Kersten lebte in Hamburg. Er starb im Mai 2020 im Alter von 76 Jahren.
Literarisches Schaffen
Ein wichtiges Werk Kerstens ist der 1982 erschienene und 2007 neu aufgelegte Prosaband Die toten Schwestern. 12 Kapitel aus der Kindheit, in dem die Kindheitserlebnisse des Erzählers während der Nachkriegszeit in einer norddeutschen Kleinstadt geschildert und die kleinbürgerliche Enge und Verbohrtheit der Erwachsenen durch deren Sprüche und Handlungsweisen aufgedeckt werden. „Erkennbar werden Erziehungsstile, die trotz oder gerade wegen ihrer grotesken Eigentümlichkeiten für unsere Epoche typisch zu sein scheinen“, schrieb Der Spiegel,[2] und die Schriftstellerin Eva Zeller urteilte: „Diese 12 Kapitel sind so nachhaltig, daß noch oder gerade die erschreckendsten Gestalten nicht blutleer und gespenstisch sind, sondern menschlich und sehr erschütternd.“[3]

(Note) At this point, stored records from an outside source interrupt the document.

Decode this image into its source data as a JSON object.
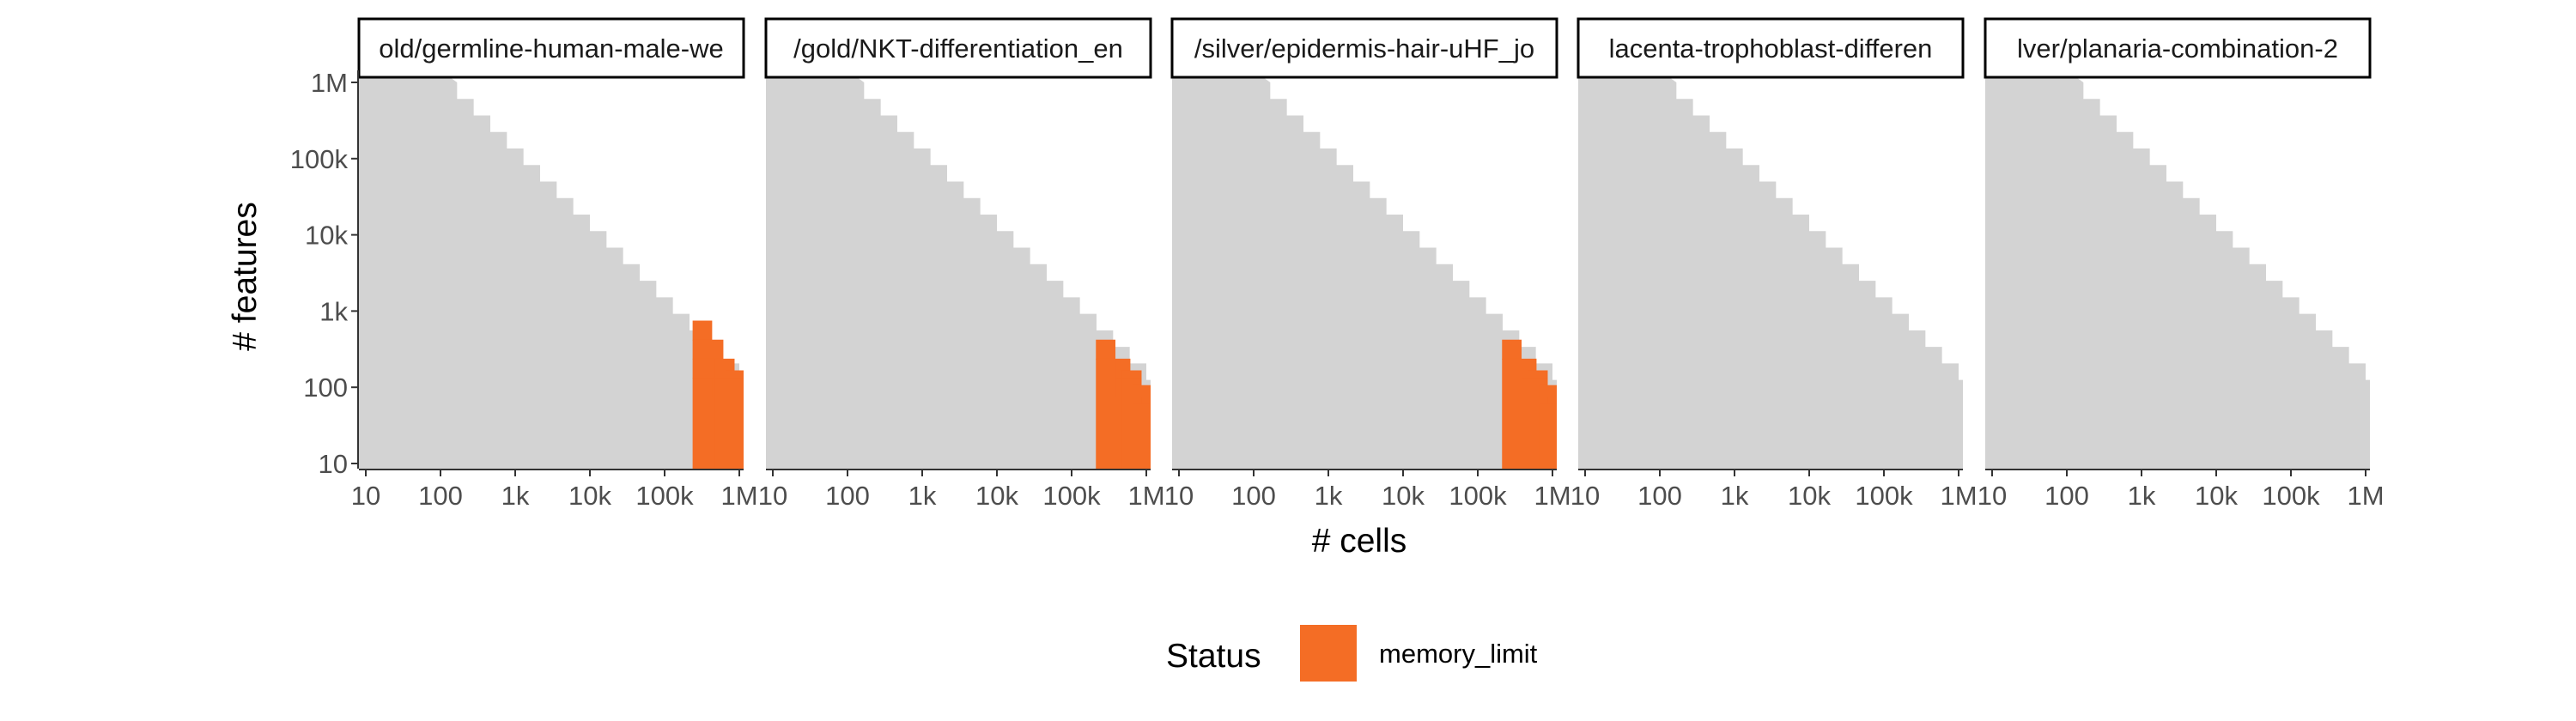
{
  "chart_data": {
    "type": "heatmap",
    "xlabel": "# cells",
    "ylabel": "# features",
    "x_scale": "log10",
    "y_scale": "log10",
    "xlim": [
      10,
      1000000
    ],
    "ylim": [
      10,
      1000000
    ],
    "x_ticks": [
      {
        "value": 10,
        "label": "10"
      },
      {
        "value": 100,
        "label": "100"
      },
      {
        "value": 1000,
        "label": "1k"
      },
      {
        "value": 10000,
        "label": "10k"
      },
      {
        "value": 100000,
        "label": "100k"
      },
      {
        "value": 1000000,
        "label": "1M"
      }
    ],
    "y_ticks": [
      {
        "value": 10,
        "label": "10"
      },
      {
        "value": 100,
        "label": "100"
      },
      {
        "value": 1000,
        "label": "1k"
      },
      {
        "value": 10000,
        "label": "10k"
      },
      {
        "value": 100000,
        "label": "100k"
      },
      {
        "value": 1000000,
        "label": "1M"
      }
    ],
    "grid": false,
    "legend": {
      "title": "Status",
      "position": "bottom",
      "entries": [
        {
          "label": "memory_limit",
          "color": "#f46d25"
        }
      ]
    },
    "colors": {
      "succeeded": "#d3d3d3",
      "memory_limit": "#f46d25"
    },
    "panels": [
      {
        "title": "old/germline-human-male-we",
        "feasible_boundary": [
          [
            10,
            1000000
          ],
          [
            100,
            1000000
          ],
          [
            1000000,
            125
          ]
        ],
        "memory_limit_cells": [
          [
            316228,
            562
          ],
          [
            316228,
            316
          ],
          [
            316228,
            178
          ],
          [
            446684,
            316
          ],
          [
            446684,
            178
          ],
          [
            446684,
            100
          ],
          [
            630957,
            178
          ],
          [
            630957,
            100
          ],
          [
            891251,
            125
          ],
          [
            891251,
            100
          ]
        ]
      },
      {
        "title": "/gold/NKT-differentiation_en",
        "feasible_boundary": [
          [
            10,
            1000000
          ],
          [
            100,
            1000000
          ],
          [
            1000000,
            125
          ]
        ],
        "memory_limit_cells": [
          [
            281838,
            316
          ],
          [
            446684,
            178
          ],
          [
            446684,
            100
          ],
          [
            630957,
            125
          ],
          [
            630957,
            100
          ],
          [
            891251,
            80
          ]
        ]
      },
      {
        "title": "/silver/epidermis-hair-uHF_jo",
        "feasible_boundary": [
          [
            10,
            1000000
          ],
          [
            100,
            1000000
          ],
          [
            1000000,
            125
          ]
        ],
        "memory_limit_cells": [
          [
            281838,
            316
          ],
          [
            446684,
            178
          ],
          [
            446684,
            100
          ],
          [
            630957,
            125
          ],
          [
            630957,
            100
          ],
          [
            891251,
            80
          ]
        ]
      },
      {
        "title": "lacenta-trophoblast-differen",
        "feasible_boundary": [
          [
            10,
            1000000
          ],
          [
            100,
            1000000
          ],
          [
            1000000,
            125
          ]
        ],
        "memory_limit_cells": []
      },
      {
        "title": "lver/planaria-combination-2",
        "feasible_boundary": [
          [
            10,
            1000000
          ],
          [
            100,
            1000000
          ],
          [
            1000000,
            125
          ]
        ],
        "memory_limit_cells": []
      }
    ]
  }
}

Bereits Kerstens Prosadebüt, die autobiografische Erzählung Der alltägliche Tod meines Vaters (1978), wurde vielfach beachtet. Hier setzte sich der Autor mit seinem Verhältnis zum Vater und seinem eigenen Verhalten während dessen furchtbaren achtmonatigen Siechtums auseinander; er denkt an die verpassten Möglichkeiten der Gespräche und äußert seine Rechtfertigungen und Schuldgefühle, wobei ihn zunehmend Furcht vor dem eigenen Sterben erfüllt. „Kersten beschreibt das mit einer mitunter masochistisch anmutenden Exaktheit gerade dann, wenn es um üblicherweise uneingestandene Gefühlsreaktionen geht, um Gleichgültigkeit, Scham, Abscheu dort, wo die Konvention anderes verlangt. Die Kälte der Deskription läßt jedoch gezielt Betroffenheit durchscheinen – eine Betroffenheit allerdings, die in erster Linie dem Erzähler gilt.“[4] Auch das „Neue Handbuch der deutschsprachigen Gegenwartsliteratur seit 1945“ kritisiert: „Der Vorwurf des Kokettierens mit der eigenen Krise ist nicht unberechtigt.“[5]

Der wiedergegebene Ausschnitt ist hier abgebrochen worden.